KHARTOUM, Sudan (AP) – Sudan may revert to a hard-line Islamic regime if the International Criminal Court indicts the country’s president over alleged war crimes in Darfur, said Sudan’s powerful intelligence chief.
The comments by Salah Abdallah published in Saturday’s newspapers come as the Hague-based court is weighing whether to seek the arrest of President Omar al-Bashir. He’s accused by the court’s prosecutor of masterminding attempts to wipe out African tribes in Darfur with a campaign of murder, rape and deportation.
“Our message to those who stand behind the ICC is that we were Islamic fundamentalists but have become moderate and civilized and this continues to be our conviction,” Abdallah said. “If they press us to return to our past position, we will no doubt return. And if they want us to return into hardliners anew, that is a simple thing to do. And we are capable of doing it.”

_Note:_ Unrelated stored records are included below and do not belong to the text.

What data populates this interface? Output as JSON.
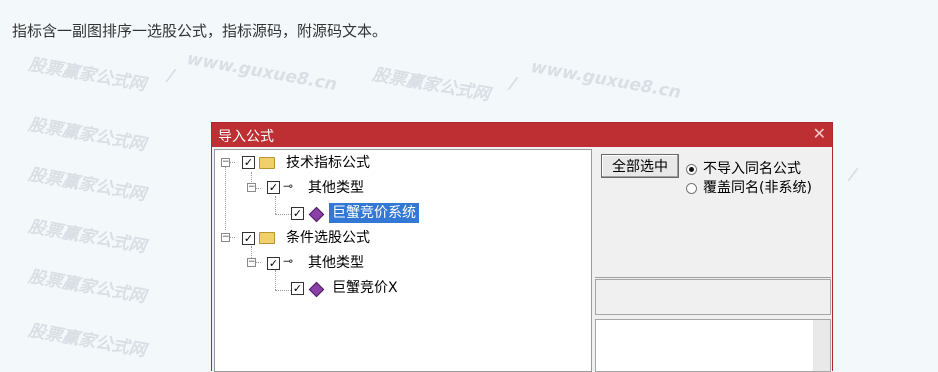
{
  "intro_text": "指标含一副图排序一选股公式，指标源码，附源码文本。",
  "watermark": {
    "brand": "股票赢家公式网",
    "slash": "/",
    "url": "www.guxue8.cn"
  },
  "dialog": {
    "title": "导入公式",
    "close_glyph": "✕",
    "tree": [
      {
        "label": "技术指标公式",
        "level": 0,
        "icon": "folder-icon",
        "checked": true,
        "expander": "−"
      },
      {
        "label": "其他类型",
        "level": 1,
        "icon": "key-icon",
        "checked": true,
        "expander": "−"
      },
      {
        "label": "巨蟹竞价系统",
        "level": 2,
        "icon": "gem-icon",
        "checked": true,
        "selected": true
      },
      {
        "label": "条件选股公式",
        "level": 0,
        "icon": "folder-icon",
        "checked": true,
        "expander": "−"
      },
      {
        "label": "其他类型",
        "level": 1,
        "icon": "key-icon",
        "checked": true,
        "expander": "−"
      },
      {
        "label": "巨蟹竞价X",
        "level": 2,
        "icon": "gem-icon",
        "checked": true
      }
    ],
    "select_all_label": "全部选中",
    "options": [
      {
        "label": "不导入同名公式",
        "selected": true
      },
      {
        "label": "覆盖同名(非系统)",
        "selected": false
      }
    ],
    "colors": {
      "titlebar": "#be2f33",
      "selection": "#3378d4"
    }
  }
}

According to the newspaper reports, Abdallah was speaking at a celebration Friday night in Khartoum attended by southern Sudanese politicians and intelligence officials.
During the early 1990s, Sudan was accused of sheltering Islamic militant groups; Osama bin Laden made his home here until the government threw him out in 1996.

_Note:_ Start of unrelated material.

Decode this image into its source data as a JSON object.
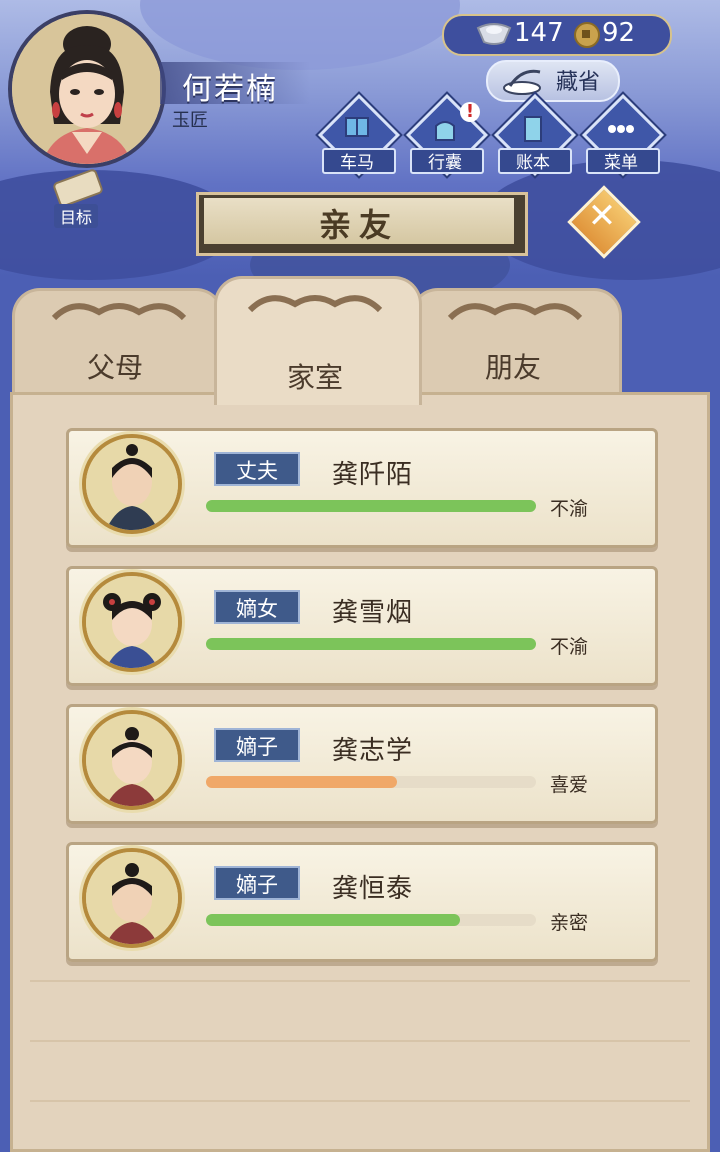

The United Nations says up to 300,000 people have been killed in the six-year old Darfur conflict, which erupted when mostly ethnic African rebels took up arms against the central, mostly Arab government, complaining of discrimination and neglect.

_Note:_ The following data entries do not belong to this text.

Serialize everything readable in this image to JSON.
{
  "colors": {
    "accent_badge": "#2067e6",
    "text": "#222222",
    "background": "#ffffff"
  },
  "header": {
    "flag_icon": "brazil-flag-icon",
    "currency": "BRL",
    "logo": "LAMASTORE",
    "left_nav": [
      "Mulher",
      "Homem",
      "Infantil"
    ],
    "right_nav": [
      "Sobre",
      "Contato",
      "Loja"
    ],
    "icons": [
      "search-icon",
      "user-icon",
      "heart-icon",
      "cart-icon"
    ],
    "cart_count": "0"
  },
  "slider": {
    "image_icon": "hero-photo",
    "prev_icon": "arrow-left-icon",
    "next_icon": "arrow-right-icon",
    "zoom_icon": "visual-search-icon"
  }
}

Sudan refuses to recognize the international court and says the U.N.’s figures are exaggerated.
Salah said the ICC was a repeat of “previous allegations leveled by the Jewish lobby groups” and stressed the government would pay no attention. “We will pay no attention to the (ICC Chief Prosecutor) Ocampo or the ICC and will continue to achieve peace (in Darfur) and to remedy the problem,” he said. “We will continue our efforts as a responsible state to secure civilians and protect foreigners and foreign organizations and all other foreign presence that respect their roles according to the stipulations of agreements signed with the Sudan. But whoever contradict this or tries to trespass the marked boundaries, they have only themselves to blame,” he stressed.
It was not clear exactly who Abdallah was referring to but there have been concerns that an indictment against al-Bashir would result in foreign aid organizations including U.N. agencies being kicked out of Darfur and Sudan.